WRDS w Katowicach: Elektrownia Rybnik jest kluczowa dla bezpieczeństwa energetycznego
Stanowisko przyjęte przez WRDS 23 grudnia w trybie obiegowym zostało przesłane m.in. do marszałka Sejmu oraz resortów przemysłu, aktywów państwowych i klimatu. Rada wskazała m.in., że elektrownia Rybnik od lat pełni kluczową rolę w zapewnianiu bezpieczeństwa energetycznego regionu oraz wspiera lokalną społeczność poprzez zatrudnienie setek osób i współpracę z wieloma firmami z branży energetycznej i sektora usług.
"Plan zamknięcia Elektrowni Rybnik w 2025 roku wywołuje poważne obawy"
Członkowie WRDS zwrócili też uwagę, że w rybnickiej elektrowni w ostatnich latach zrealizowano szereg inwestycji, dzięki którym ta jednostka wytwórcza spełnia rygorystyczne normy w zakresie ochrony środowiska. "Inwestycje o wartości ponad 400 milionów złotych umożliwiają bezpieczną i efektywną pracę minimum do roku 2030. Plan zamknięcia Elektrowni Rybnik w 2025 roku, ogłoszony przez prezesa PGE GiEK S.A., wywołuje poważne obawy. Jest to decyzja nie tylko niespodziewana, ale także sprzeczna z wcześniejszymi deklaracjami zawartymi w porozumieniu między rządem a stroną społeczną, zgodnie z którymi elektrownia konwencjonalna miała funkcjonować co najmniej do 2030 roku, z możliwością dalszej analizy jej działania" – czytamy w stanowisku.
We wrześniu ubiegłego roku właściciel elektrowni Rybnik, spółka PGE GiEK, zapowiedział zaprzestanie produkcji energii elektrycznej w rybnickiej elektrowni do końca 2025 roku oraz wyłączenie produkcji ciepła do końca 2026 roku. Zgodnie z wcześniejszymi zapowiedziami i porozumieniami ze stroną społeczną Elektrownia Rybnik miała pracować co najmniej do 2030 roku.
W grudniu PGE poinformowała o zamiarze wydłużenia pracy dwóch bloków węglowych w rybnickiej elektrowni do 2026 roku i dwóch kolejnych do 2027. W ocenie związków zawodowych działających w elektrowni Rybnik korekta harmonogramu pracy elektrowni jest krokiem w dobrą stronę, ale nie rozwiązuje problemu.
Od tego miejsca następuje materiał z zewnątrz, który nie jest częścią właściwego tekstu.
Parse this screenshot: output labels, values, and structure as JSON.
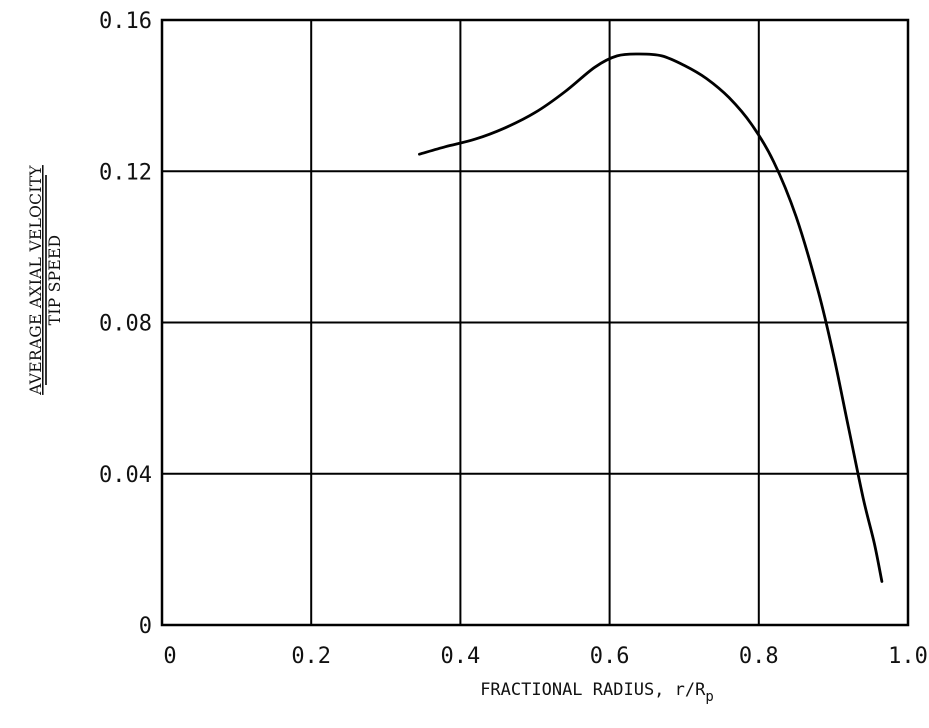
{
  "chart_data": {
    "type": "line",
    "title": "",
    "xlabel": "FRACTIONAL RADIUS, r/R",
    "xlabel_subscript": "p",
    "ylabel_numerator": "AVERAGE AXIAL VELOCITY",
    "ylabel_denominator": "TIP SPEED",
    "xlim": [
      0,
      1.0
    ],
    "ylim": [
      0,
      0.16
    ],
    "xticks": [
      0,
      0.2,
      0.4,
      0.6,
      0.8,
      1.0
    ],
    "xtick_labels": [
      "0",
      "0.2",
      "0.4",
      "0.6",
      "0.8",
      "1.0"
    ],
    "yticks": [
      0,
      0.04,
      0.08,
      0.12,
      0.16
    ],
    "ytick_labels": [
      "0",
      "0.04",
      "0.08",
      "0.12",
      "0.16"
    ],
    "grid": true,
    "series": [
      {
        "x": [
          0.345,
          0.38,
          0.42,
          0.46,
          0.5,
          0.54,
          0.58,
          0.61,
          0.64,
          0.67,
          0.7,
          0.73,
          0.76,
          0.79,
          0.82,
          0.85,
          0.88,
          0.9,
          0.92,
          0.94,
          0.955,
          0.965
        ],
        "y": [
          0.1245,
          0.1265,
          0.1285,
          0.1315,
          0.1355,
          0.141,
          0.1475,
          0.1505,
          0.151,
          0.1505,
          0.148,
          0.1445,
          0.1395,
          0.1325,
          0.1225,
          0.108,
          0.088,
          0.0715,
          0.0525,
          0.0335,
          0.0215,
          0.0115
        ]
      }
    ]
  }
}
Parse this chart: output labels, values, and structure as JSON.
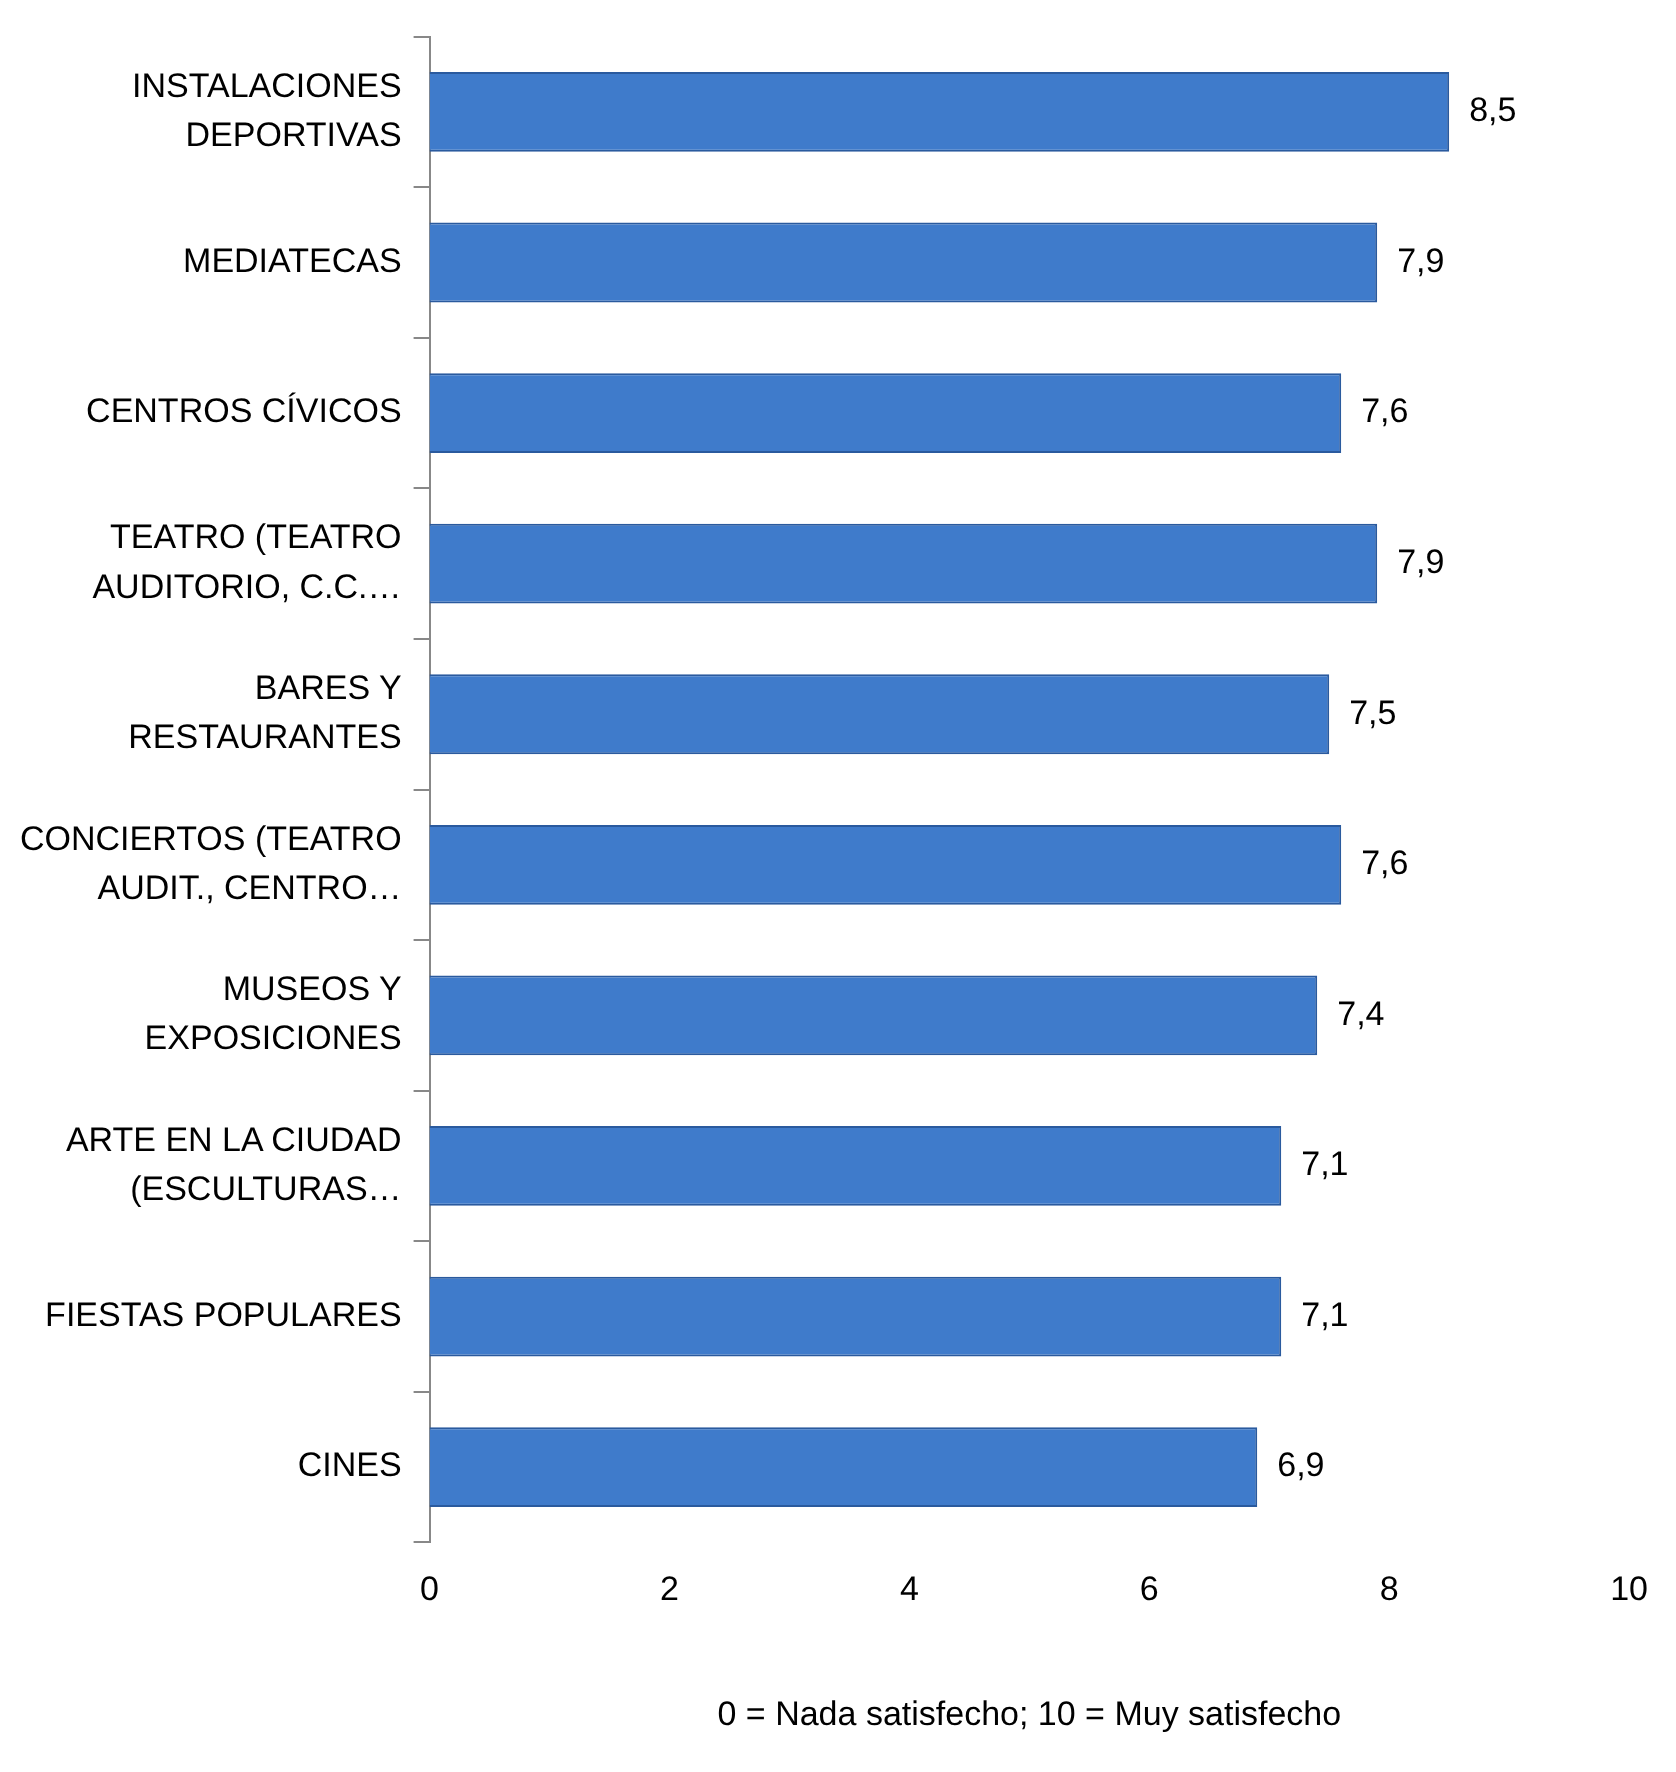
{
  "chart_data": {
    "type": "bar",
    "orientation": "horizontal",
    "categories": [
      "INSTALACIONES DEPORTIVAS",
      "MEDIATECAS",
      "CENTROS CÍVICOS",
      "TEATRO (TEATRO AUDITORIO, C.C.…",
      "BARES Y RESTAURANTES",
      "CONCIERTOS (TEATRO AUDIT., CENTRO…",
      "MUSEOS Y EXPOSICIONES",
      "ARTE EN LA CIUDAD (ESCULTURAS…",
      "FIESTAS POPULARES",
      "CINES"
    ],
    "values": [
      8.5,
      7.9,
      7.6,
      7.9,
      7.5,
      7.6,
      7.4,
      7.1,
      7.1,
      6.9
    ],
    "value_labels": [
      "8,5",
      "7,9",
      "7,6",
      "7,9",
      "7,5",
      "7,6",
      "7,4",
      "7,1",
      "7,1",
      "6,9"
    ],
    "color": "#3f7bcb",
    "xlim": [
      0,
      10
    ],
    "xticks": [
      0,
      2,
      4,
      6,
      8,
      10
    ],
    "xlabel": "0 = Nada satisfecho; 10 = Muy satisfecho",
    "grid": false,
    "legend": false
  }
}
Jak podkreślają przedstawiciele strony społecznej, przedwczesne zamknięcie elektrowni oznacza nie tylko utratę kilku tysięcy miejsc pracy w samym zakładzie oraz jego otoczeniu, ale również potężne problemy z utrzymaniem stabilności polskiego systemu energetycznego. Tym bardziej że plany przedwczesnej likwidacji zostały ogłoszone również w przypadku innych elektrowni węglowych, m.in. Elektrowni Łaziska oraz Elektrowni Dolna Odra.
"Likwidacja energetyki konwencjonalnej spowoduje przerwy w dostawach energii"
W ocenie ekspertów oraz wg prognoz Polskich Sieci Energetycznych przyspieszona likwidacja energetyki konwencjonalnej spowoduje, że już w przyszłym roku przerwy w dostawach energii w naszym kraju wyniosą łącznie ok. 100 godzin, a w kolejnych latach liczba ta będzie gwałtownie rosnąć.
9 stycznia w Warszawie odbędzie się demonstracja w obronie miejsc pracy w Elektrowni Rybnik, Elektrowni Łaziska, Elektrowni Dolna Odra oraz Elektrowni Kozienice, a także w zakładach kooperujących z tymi przedsiębiorstwami. Pikietę współorganizują Krajowy Sekretariat Górnictwa i Energetyki NSZZ "S" oraz Regiony Śląsko-Dąbrowski i Pomorza Zachodniego NSZZ "S".